L’ex presidente del Consiglio in un editoriale pubblicato sul Financial Times, fa una totale marcia indietro, dovuta al cambio di presidenza negli Usa.
“È necessario un cambiamento radicale. Un uso più proattivo della politica fiscale, sotto forma di maggiori investimenti produttivi, contribuirebbe a ridurre i surplus commerciali e invierebbe un forte segnale alle aziende affinché investano di più in ricerca e sviluppo. Finora, l’Europa si è concentrata su obiettivi singoli o nazionali senza calcolarne il costo collettivo“.
Il focus di Draghi sono i dazi.
“La conservazione del denaro pubblico ha sostenuto l’obiettivo della sostenibilità del debito. La diffusione della regolamentazione è stata progettata per proteggere i cittadini dai nuovi rischi tecnologici. Le barriere interne sono un retaggio di tempi in cui lo stato nazionale era la cornice naturale per l’azione – afferma -. Ma è ormai chiaro che agire in questo modo non ha portato né benessere agli europei, né finanze pubbliche sane, né tantomeno autonomia nazionale“.
Le “ultime settimane hanno fornito un duro promemoria delle vulnerabilità dell’Europa. L’eurozona è cresciuta a malapena alla fine dell’anno scorso, sottolineando la fragilità della ripresa interna. E gli Stati Uniti hanno iniziato a imporre tariffe sui loro principali partner commerciali, con l’Ue prossima nel mirino”.
“Questa prospettiva getta ulteriore incertezza sulla crescita europea data la dipendenza dell’economia dalla domanda estera – afferma -. Due fattori principali hanno condotto l’Europa in questa situazione difficile, ma potrebbero anche farla uscire di nuovo se fosse disposta ad affrontare un cambiamento radicale“.
Il primo fattore sarebbe “l’incapacità di lunga data dell’Ue di affrontare i suoi vincoli di fornitura, in particolare le sue elevate barriere interne e gli ostacoli normativi“, che sono “molto più dannosi per la crescita di qualsiasi tariffa che gli Stati Uniti potrebbero imporre“.
Secondo il Fondo monetario internazionale “le barriere interne dell’Europa equivalgono a una tariffa del 45 percento per la produzione e del 110 percento per i servizi“.

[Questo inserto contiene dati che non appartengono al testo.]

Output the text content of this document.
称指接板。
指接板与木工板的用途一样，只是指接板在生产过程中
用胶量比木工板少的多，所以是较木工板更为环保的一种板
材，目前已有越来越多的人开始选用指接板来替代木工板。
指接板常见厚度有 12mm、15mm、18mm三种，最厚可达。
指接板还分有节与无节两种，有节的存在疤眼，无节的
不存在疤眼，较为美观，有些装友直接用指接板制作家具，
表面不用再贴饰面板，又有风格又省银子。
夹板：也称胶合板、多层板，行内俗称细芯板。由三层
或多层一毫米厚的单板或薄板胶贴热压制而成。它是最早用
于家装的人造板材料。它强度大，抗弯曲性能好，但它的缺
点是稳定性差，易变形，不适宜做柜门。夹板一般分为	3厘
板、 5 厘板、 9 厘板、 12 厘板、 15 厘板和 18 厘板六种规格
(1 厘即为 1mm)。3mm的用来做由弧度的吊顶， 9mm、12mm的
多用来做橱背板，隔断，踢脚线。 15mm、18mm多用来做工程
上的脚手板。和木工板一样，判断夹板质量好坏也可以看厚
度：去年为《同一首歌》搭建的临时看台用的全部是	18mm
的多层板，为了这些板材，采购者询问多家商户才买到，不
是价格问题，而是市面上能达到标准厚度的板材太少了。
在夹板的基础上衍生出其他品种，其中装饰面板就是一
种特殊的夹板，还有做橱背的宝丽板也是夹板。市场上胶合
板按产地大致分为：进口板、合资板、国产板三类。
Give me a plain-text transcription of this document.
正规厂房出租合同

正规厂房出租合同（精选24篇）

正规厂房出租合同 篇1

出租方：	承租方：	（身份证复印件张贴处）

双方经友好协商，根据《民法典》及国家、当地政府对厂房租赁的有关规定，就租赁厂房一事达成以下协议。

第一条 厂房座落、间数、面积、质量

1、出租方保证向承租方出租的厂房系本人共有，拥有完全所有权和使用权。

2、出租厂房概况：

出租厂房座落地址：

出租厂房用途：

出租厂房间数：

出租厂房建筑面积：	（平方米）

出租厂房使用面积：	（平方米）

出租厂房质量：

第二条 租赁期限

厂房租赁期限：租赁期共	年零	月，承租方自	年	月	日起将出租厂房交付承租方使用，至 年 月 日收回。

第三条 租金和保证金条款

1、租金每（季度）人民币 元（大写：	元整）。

Il secondo aspetto è legato alla regolamentazione che interessa le aziende tecnologiche.
“L’Europa – prosegue Draghi – ha di fatto aumentato le tariffe doganali all’interno dei suoi confini e rafforzato la regolamentazione in un settore che rappresenta circa il 70% del Pil dell’UE“.
Il cambio di presidenza americano ha sicuramente pesato in questa nuova considerazione di Draghi.
Come tutti sanno, i dazi sono il tema principale di cui si sta occupando Trump, che li utilizza anche e soprattutto per giungere a degli accordi con quei Paesi più ostili come Messico e Canada.
Ne è un esempio il fatto che dopo averli imposti, il presidente li ha rinviati per negoziare misure di sicurezza rafforzate ai confini.